Я бы хотела быть как язык. Он одновременно мягкий и упругий. Если во рту появляется ранка, то язык не может успокоиться. Ты же знаешь, что он будет ее жалеть, чувствовать ее железный вкус и рваную фактуру, лоскуток кожи болтается на ее кромке, и язык это щупает, чтобы запомнить и заполнить. Язык беспокойный, он лезет в трещину между зубами и трется о скол, он делает это автоматически, даже если больно и неприятно, он все равно будет заполнять собой прорехи во рту, пока они совсем не исчезнут. Ты же знаешь, как устроен язык, я хочу быть такой же, как язык. Я хочу лизать рваные раны и чувствовать сколы в кости.
10
Все, что я тебе здесь говорю, я помню сама или помню со слов матери. Ты спросишь, почему я так уверена в своих словах. Я столько раз думала обо всем этом, каждый день просыпаясь с мыслями об отце. Он часто снится мне мертвый: серая голова с закрытыми глазами лежит в глубокой могильной яме, я стою над ней и смотрю под землю, где он лежит. Иногда мне снится, что он здесь, лежит очень близко и я могу посмотреть на его мертвые руки на расстоянии раздвинутых пальцев.

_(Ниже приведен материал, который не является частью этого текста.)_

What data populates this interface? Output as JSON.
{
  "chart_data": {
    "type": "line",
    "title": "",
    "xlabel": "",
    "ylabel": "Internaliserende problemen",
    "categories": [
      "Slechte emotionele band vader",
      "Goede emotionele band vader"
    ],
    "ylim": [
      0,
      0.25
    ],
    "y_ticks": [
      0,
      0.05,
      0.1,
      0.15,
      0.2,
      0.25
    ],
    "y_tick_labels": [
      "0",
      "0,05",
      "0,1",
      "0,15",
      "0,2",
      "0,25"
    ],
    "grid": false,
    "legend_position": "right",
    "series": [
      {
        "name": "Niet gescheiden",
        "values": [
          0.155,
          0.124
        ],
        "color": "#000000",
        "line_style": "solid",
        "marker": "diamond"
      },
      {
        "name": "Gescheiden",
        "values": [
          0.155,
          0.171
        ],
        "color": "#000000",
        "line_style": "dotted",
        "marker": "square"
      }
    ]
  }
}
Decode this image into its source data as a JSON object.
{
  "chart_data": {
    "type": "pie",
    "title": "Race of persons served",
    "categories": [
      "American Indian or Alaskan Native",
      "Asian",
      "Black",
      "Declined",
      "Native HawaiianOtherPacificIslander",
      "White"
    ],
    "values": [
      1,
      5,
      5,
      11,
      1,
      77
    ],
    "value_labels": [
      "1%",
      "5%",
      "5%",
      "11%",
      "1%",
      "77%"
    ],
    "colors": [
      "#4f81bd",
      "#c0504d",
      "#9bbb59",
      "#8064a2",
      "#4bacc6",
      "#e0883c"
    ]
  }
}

Бывают сны, в которых он живой. Я вижу его издалека: он стоит, наклонившись над открытым капотом серой «Волги» с шашечками. Я все кричу ему, мол, отец, я здесь. Но он далеко под горой ремонтирует машину и не слышит. Голос бабки говорит мне во сне: оставь Юру в покое, пусть машиной занимается.
Я говорю тебе слова, которые я давно повторяю про себя. В этом году семь лет с его смерти, я постоянно думаю о нем, все пытаюсь осмыслить и понять его жизнь. Наверное, это все оттого, что он уже завершен и на него можно посмотреть как на эпизод замкнувшегося прошлого. Беда только в том, что я чувствую в себе необратимое животное продолжение отца. Я смотрю на свою походку и то, как постепенно складываются морщины вокруг глаз, как глаза цвета илистой воды впадают в череп. Мать говорила, что отцовские выразительные глаза со временем впали. Мои глаза тоже стали вдвигаться в большой татарский череп. Утомившись за день, я смотрю в зеркало и вижу лицо отца.
Иногда я забываю, что я дочь своего отца. Но когда я смотрю поверх золотящихся от закатного солнца верхушек тополей над горизонтом, я тут же вспоминаю, кто я есть. Когда смотрю на степь или тополя, я слышу голос отца, он говорит мне: посмотри, какой простор и мы, босяки, этим простором владеем. Мне всегда было стыдно слышать его наивную речь о том, что любой простор можно освоить. Это не так, думала я, разглядывая колонны рыжих сосен, мелькающих в окне его «девяносто девятой» «Лады». Это не так, думала я, лес принадлежит не нам, как и гладь Усть-Илимского водохранилища. На выжженные степные возвышенности мы могли смотреть из окна. Я могла долго идти вглубь степи и в конце концов упасть от усталости и жажды, в степи я могла замерзнуть на зимнем ветру. Пространство, которое, по словам отца, мы с легкостью должны были себе присвоить, могло и хотело погубить нас как отдельных человеческих существ.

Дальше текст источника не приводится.